T+2 provisions. The amendments to Rule 15c6-1(a) would prohibit broker-dealers from entering into security purchase or sale contracts that provide for payment and delivery later than T+2, unless otherwise expressly agreed to by the parties. In general, an investor buying a security must make payment to brokerage firm no later than two business days after trade execution and an investor selling a security must deliver the security no later than two business days after the sale. The amended rule would apply the T+2 settlement cycle to the same securities transactions currently covered by the T+3 cycle, including stocks, bonds, municipal securities, ETFs and certain mutual funds, and limited partnerships trading on exchanges.

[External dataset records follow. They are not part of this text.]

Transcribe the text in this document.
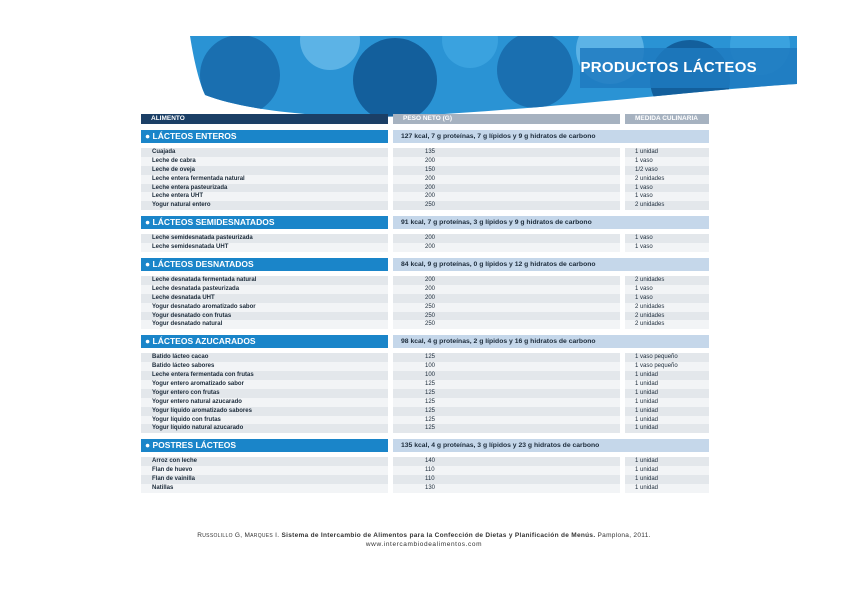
PRODUCTOS LÁCTEOS
ALIMENTO	PESO NETO (G)	MEDIDA CULINARIA
● LÁCTEOS ENTEROS	127 kcal, 7 g proteínas, 7 g lípidos y 9 g hidratos de carbono
Cuajada	135	1 unidad
Leche de cabra	200	1 vaso
Leche de oveja	150	1/2 vaso
Leche entera fermentada natural	200	2 unidades
Leche entera pasteurizada	200	1 vaso
Leche entera UHT	200	1 vaso
Yogur natural entero	250	2 unidades
● LÁCTEOS SEMIDESNATADOS	91 kcal, 7 g proteínas, 3 g lípidos y 9 g hidratos de carbono
Leche semidesnatada pasteurizada	200	1 vaso
Leche semidesnatada UHT	200	1 vaso
● LÁCTEOS DESNATADOS	84 kcal, 9 g proteínas, 0 g lípidos y 12 g hidratos de carbono
Leche desnatada fermentada natural	200	2 unidades
Leche desnatada pasteurizada	200	1 vaso
Leche desnatada UHT	200	1 vaso
Yogur desnatado aromatizado sabor	250	2 unidades
Yogur desnatado con frutas	250	2 unidades
Yogur desnatado natural	250	2 unidades
● LÁCTEOS AZUCARADOS	98 kcal, 4 g proteínas, 2 g lípidos y 16 g hidratos de carbono
Batido lácteo cacao	125	1 vaso pequeño
Batido lácteo sabores	100	1 vaso pequeño
Leche entera fermentada con frutas	100	1 unidad
Yogur entero aromatizado sabor	125	1 unidad
Yogur entero con frutas	125	1 unidad
Yogur entero natural azucarado	125	1 unidad
Yogur líquido aromatizado sabores	125	1 unidad
Yogur líquido con frutas	125	1 unidad
Yogur líquido natural azucarado	125	1 unidad
● POSTRES LÁCTEOS	135 kcal, 4 g proteínas, 3 g lípidos y 23 g hidratos de carbono
Arroz con leche	140	1 unidad
Flan de huevo	110	1 unidad
Flan de vainilla	110	1 unidad
Natillas	130	1 unidad
Russolillo G, Marques I. Sistema de Intercambio de Alimentos para la Confección de Dietas y Planificación de Menús. Pamplona, 2011.
www.intercambiodealimentos.com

The requirement would not apply to exempted securities.
The effective date of the amendment will be 60 days after publication of the final rule in the Federal Register, and the compliance date for broker-dealers is set for September 5, 2017. To assist in preparation for the implementation of a T+2 settlement cycle, the Commission has established an email address (T2settlement@sec.gov) for the submission of inquiries to SEC staff.
Commissioner, industry comments. Noting that "rarely is an issue as commonsensical or broadly supported as this one," Acting Chairman Michael Piwowar applauded the adoption of the long-overdue change. The financial markets have changed significantly in the last two decades and T+2 will reduce risk exposures and liquidity pressures and improve the efficiency of the U.S. clearance and settlement system, he said.
Commissioner Kara Stein concurred, noting that trading is now nearly instantaneous and that the amended rule is a means by which to catch up with technological developments while decreasing risk and facilitating efficiency. However, she said, "more can and should be done," even to potentially enable T+1 and end-of-the-day settlement cycles. As such, she explained, the staff will study the effects of the T+2 settlement cycle and consider further improvements. The study is due to the Commission within three years of compliance with the amended rule.
The Depository Trust & Clearing Corporation, the Investment Company Institute, and the Securities Industry and Financial Markets Association, on behalf of the T+2 Industry Steering Committee, commended the SEC for its efforts to provide increased regulatory certainty.